RL & PPO Fine-Tuning
Reinforcement Learning & PPO Fine-Tuning
Once the "Brain" has acquired basic market common sense through Supervised Fine-Tuning (SFT), it undergoes Reinforcement Learning (RL) via Proximal Policy Optimization (PPO).
While SFT teaches the model to recognize patterns (e.g., "this looks like a bottom"), the PPO phase teaches the agent execution logic and risk management. It transitions the model from a passive predictor to an active agent that optimizes for long-term Sharpe ratio rather than just next-candle accuracy.
1. The PPO Training Loop
The RL training occurs in a vectorized environment, simulating thousands of trades across historical Nifty 500 data to refine the agent's decision-making.
Main Script: src/train_ppo_optimized.py
How to Run
To start the RL fine-tuning process, ensure you have a pre-trained SFT model checkpoint available:
# Execute the optimized PPO training loop
python -m src.train_ppo_optimized
2. Training Philosophy: SFT to PPO
The agent follows a two-stage evolution:
- Stage 1 (SFT): The model learns from "Golden Labels" (ZigZag hindsight). This establishes a 77% baseline accuracy in trend identification.
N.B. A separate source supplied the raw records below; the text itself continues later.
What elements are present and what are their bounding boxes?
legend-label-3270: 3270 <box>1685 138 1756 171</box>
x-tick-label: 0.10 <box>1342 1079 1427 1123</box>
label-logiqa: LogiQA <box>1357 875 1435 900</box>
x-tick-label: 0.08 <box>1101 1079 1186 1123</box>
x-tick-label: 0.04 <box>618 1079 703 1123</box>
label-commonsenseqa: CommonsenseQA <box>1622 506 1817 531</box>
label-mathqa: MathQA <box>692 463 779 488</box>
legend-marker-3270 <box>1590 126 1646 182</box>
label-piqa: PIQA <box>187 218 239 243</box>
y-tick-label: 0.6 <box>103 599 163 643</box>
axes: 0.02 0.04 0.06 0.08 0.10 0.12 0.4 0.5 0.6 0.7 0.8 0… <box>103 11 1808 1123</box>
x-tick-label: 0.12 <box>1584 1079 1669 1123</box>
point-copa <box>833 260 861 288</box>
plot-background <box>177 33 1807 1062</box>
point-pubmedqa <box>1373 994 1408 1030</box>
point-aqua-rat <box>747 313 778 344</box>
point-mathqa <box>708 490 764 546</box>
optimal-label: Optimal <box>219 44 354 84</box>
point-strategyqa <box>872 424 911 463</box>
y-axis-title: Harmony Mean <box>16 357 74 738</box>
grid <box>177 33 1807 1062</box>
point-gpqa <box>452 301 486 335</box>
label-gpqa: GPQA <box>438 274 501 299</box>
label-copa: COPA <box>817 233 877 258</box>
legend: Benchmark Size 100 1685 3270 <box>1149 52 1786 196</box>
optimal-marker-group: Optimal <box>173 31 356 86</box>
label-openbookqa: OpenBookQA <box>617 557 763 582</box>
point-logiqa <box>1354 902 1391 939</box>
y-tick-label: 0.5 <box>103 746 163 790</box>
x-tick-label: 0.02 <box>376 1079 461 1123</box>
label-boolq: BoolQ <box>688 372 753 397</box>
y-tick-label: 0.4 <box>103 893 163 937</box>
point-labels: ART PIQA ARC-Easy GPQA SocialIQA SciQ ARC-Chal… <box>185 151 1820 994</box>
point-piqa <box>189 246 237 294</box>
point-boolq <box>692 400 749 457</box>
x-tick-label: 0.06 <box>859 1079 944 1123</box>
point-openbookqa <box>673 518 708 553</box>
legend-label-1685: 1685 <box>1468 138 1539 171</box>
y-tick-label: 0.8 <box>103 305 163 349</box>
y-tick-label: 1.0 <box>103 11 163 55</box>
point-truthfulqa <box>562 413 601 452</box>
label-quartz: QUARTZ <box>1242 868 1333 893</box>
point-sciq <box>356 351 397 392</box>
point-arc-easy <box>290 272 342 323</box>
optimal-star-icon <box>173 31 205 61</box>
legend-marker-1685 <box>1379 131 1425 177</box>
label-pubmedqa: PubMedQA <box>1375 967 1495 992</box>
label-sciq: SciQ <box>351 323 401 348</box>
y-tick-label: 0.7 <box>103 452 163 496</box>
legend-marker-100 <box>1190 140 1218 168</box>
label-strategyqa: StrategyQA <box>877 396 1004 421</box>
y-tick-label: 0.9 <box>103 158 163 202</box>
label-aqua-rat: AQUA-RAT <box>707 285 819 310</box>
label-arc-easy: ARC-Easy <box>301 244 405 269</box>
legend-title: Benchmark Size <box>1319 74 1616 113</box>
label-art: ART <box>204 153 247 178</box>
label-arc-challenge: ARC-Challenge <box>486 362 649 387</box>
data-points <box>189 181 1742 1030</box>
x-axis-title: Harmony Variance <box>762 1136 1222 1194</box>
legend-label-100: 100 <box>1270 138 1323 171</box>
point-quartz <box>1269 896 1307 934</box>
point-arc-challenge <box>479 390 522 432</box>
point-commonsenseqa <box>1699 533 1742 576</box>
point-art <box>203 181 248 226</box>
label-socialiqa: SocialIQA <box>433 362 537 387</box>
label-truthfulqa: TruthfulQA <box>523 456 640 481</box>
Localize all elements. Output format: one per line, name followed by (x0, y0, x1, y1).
- Stage 2 (PPO): The model is "pushed" into a live-market simulator. It receives rewards for profitable trades and penalties for drawdowns or excessive volatility. This stage "fine-tunes" the LSTM weights to prioritize capital preservation.
3. Key RL Components
| Component | Description |
| :--- | :--- |
| Action Space | Discrete (3): 0: SELL/SHORT, 1: HOLD/NEUTRAL, 2: BUY/LONG. |
| Observation Space | A $(50, 4)$ tensor representing the last 50 candles (OHLC + Indicators). |
| Vectorized Env | High-performance GPU-bound environment that simulates multiple tickers simultaneously. |
| Reward Function | A composite score based on Realized PnL, Unrealized Drawdown, and Win Rate. |
4. Reward Shaping (Risk Modeling)
The PPO agent is not just optimized for raw profit. The internal reward mechanism includes:
- Directional Accuracy: Positive reinforcement for entering trades that move in the predicted direction.
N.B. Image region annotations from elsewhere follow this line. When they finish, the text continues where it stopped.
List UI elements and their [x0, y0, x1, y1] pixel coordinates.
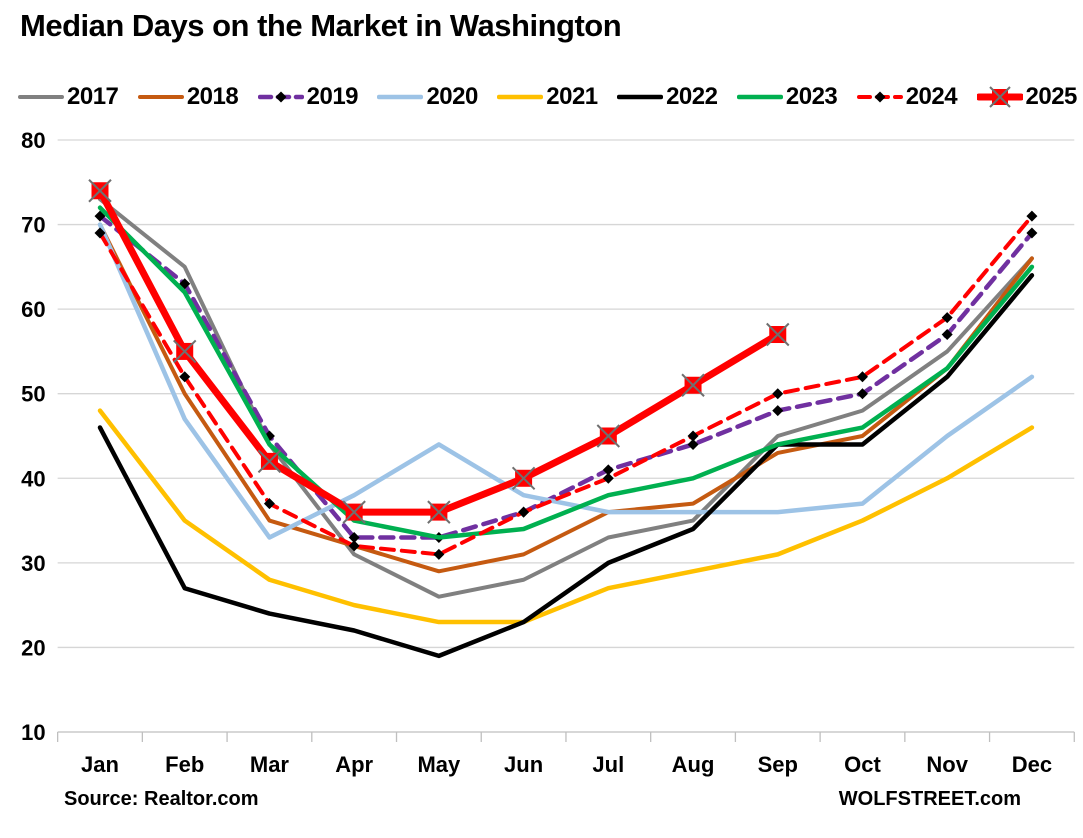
data-point-marker-2025 — [766, 322, 790, 347]
data-point-marker-2024 — [941, 312, 953, 324]
legend-item-2025: 2025 — [976, 83, 1078, 111]
data-point-marker-2019 — [856, 388, 868, 400]
y-axis-tick-label: 20 — [21, 635, 45, 660]
legend-label-2019: 2019 — [306, 83, 359, 110]
x-axis-label: Jan — [81, 752, 119, 777]
legend-item-2020: 2020 — [377, 83, 478, 111]
y-axis-tick-label: 30 — [21, 551, 45, 576]
data-point-marker-2024 — [433, 548, 445, 560]
series-line-2019 — [97, 213, 1035, 540]
brand-credit: WOLFSTREET.com — [838, 788, 1021, 810]
data-point-marker-2025 — [681, 373, 705, 397]
series-line-2024 — [98, 214, 1034, 557]
legend-swatch-glyph — [275, 91, 287, 103]
source-credit: Source: Realtor.com — [64, 788, 259, 810]
y-axis-tick-label: 70 — [21, 213, 45, 238]
legend-label-2024: 2024 — [905, 83, 958, 110]
x-axis-label: Feb — [165, 752, 204, 777]
legend-swatch-2019 — [257, 91, 304, 103]
series-line-2017 — [98, 197, 1034, 599]
series-line-2018 — [98, 222, 1034, 574]
legend-swatch-glyph — [988, 86, 1011, 108]
legend: 2017 2018 2019 2020 2021 2022 2023 2024 2025 — [18, 82, 1077, 112]
legend-item-2023: 2023 — [736, 83, 838, 111]
data-point-marker-2025 — [88, 179, 112, 203]
y-axis-tick-label: 40 — [21, 466, 45, 491]
x-axis-label: Sep — [758, 752, 798, 777]
data-point-marker-2019 — [348, 531, 360, 543]
y-axis-tick-label: 60 — [21, 297, 45, 322]
data-point-marker-2024 — [602, 472, 614, 484]
series-line-2021 — [97, 408, 1035, 625]
data-point-marker-2025 — [173, 339, 197, 364]
data-point-marker-2025 — [257, 449, 282, 474]
y-axis-tick-label: 50 — [21, 382, 45, 407]
series-line-2023 — [97, 205, 1035, 540]
legend-label-2018: 2018 — [186, 83, 239, 110]
x-axis-label: Jul — [592, 752, 624, 777]
x-axis-label: Dec — [1012, 752, 1052, 777]
legend-swatch-2024 — [856, 91, 903, 103]
series-line-2022 — [97, 273, 1035, 659]
data-point-marker-2025 — [427, 500, 451, 524]
data-point-marker-2024 — [518, 506, 530, 518]
chart-title: Median Days on the Market in Washington — [20, 8, 622, 43]
legend-swatch-glyph — [874, 91, 886, 103]
legend-label-2020: 2020 — [426, 83, 478, 110]
y-axis-tick-label: 10 — [21, 720, 45, 745]
data-point-marker-2025 — [511, 466, 536, 490]
data-point-marker-2024 — [179, 371, 191, 383]
legend-item-2017: 2017 — [18, 83, 119, 111]
legend-label-2017: 2017 — [67, 83, 119, 110]
legend-item-2019: 2019 — [257, 83, 359, 111]
legend-swatch-2020 — [377, 94, 424, 100]
legend-item-2021: 2021 — [497, 83, 598, 111]
legend-item-2022: 2022 — [617, 83, 718, 111]
legend-swatch-2018 — [137, 95, 184, 99]
legend-swatch-2022 — [617, 94, 664, 100]
legend-item-2024: 2024 — [856, 83, 958, 111]
legend-label-2021: 2021 — [546, 83, 598, 110]
legend-item-2018: 2018 — [137, 83, 239, 111]
x-axis-label: Nov — [926, 752, 968, 777]
x-axis-label: Oct — [844, 752, 881, 777]
data-point-marker-2019 — [602, 464, 614, 476]
data-point-marker-2025 — [596, 424, 621, 448]
data-point-marker-2024 — [348, 540, 360, 552]
x-axis-label: Aug — [672, 752, 715, 777]
legend-label-2022: 2022 — [666, 83, 718, 110]
legend-swatch-2025 — [976, 86, 1023, 108]
data-point-marker-2019 — [772, 405, 784, 417]
x-axis-label: Jun — [504, 752, 543, 777]
legend-swatch-2017 — [18, 95, 64, 99]
series-line-2025 — [96, 187, 782, 516]
data-point-marker-2019 — [1026, 227, 1038, 239]
legend-swatch-2023 — [736, 94, 783, 100]
x-axis-label: May — [417, 752, 461, 777]
y-axis-tick-label: 80 — [21, 128, 45, 153]
data-point-marker-2025 — [342, 500, 366, 524]
data-point-marker-2024 — [856, 371, 868, 383]
legend-label-2025: 2025 — [1025, 83, 1078, 110]
data-point-marker-2024 — [94, 227, 106, 239]
data-point-marker-2024 — [263, 498, 275, 510]
data-point-marker-2019 — [941, 329, 953, 341]
data-point-marker-2024 — [772, 388, 784, 400]
series-line-2020 — [97, 222, 1035, 540]
x-axis-label: Apr — [335, 752, 373, 777]
data-point-marker-2024 — [1026, 210, 1038, 222]
data-point-marker-2024 — [687, 430, 699, 442]
legend-swatch-2021 — [497, 94, 544, 100]
legend-label-2023: 2023 — [785, 83, 838, 110]
data-point-marker-2019 — [687, 438, 699, 450]
x-axis-label: Mar — [250, 752, 290, 777]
- Risk-Adjusted Return: Scaling rewards by the volatility of the asset to prevent "gambling" on high-beta stocks.
- Time Penalty: A small negative bias for holding positions too long without price movement, encouraging capital efficiency.
5. Configuration & Artifacts
Input Weights
The RL loop automatically looks for the latest SFT weights to initialize the policy:
- Path:
checkpoints_sft/final_sft_model.pth
Output Checkpoints
During training, the system monitors the validation reward and saves the best-performing iteration:
- Best RL Model:
checkpoints/best_ppo.ckpt(This is the file used bytrader_alpaca.pyfor live trading).
6. Monitoring Training
You can track the agent's learning progress (Policy Loss, Value Loss, and Mean Reward) using the integrated logging:
- Logs: Saved in
logs/ppo_tensorboard/ - Key Metric: Look for the Mean Episode Reward to trend upward; this indicates the agent is successfully learning to navigate market volatility without blowing up the simulated account.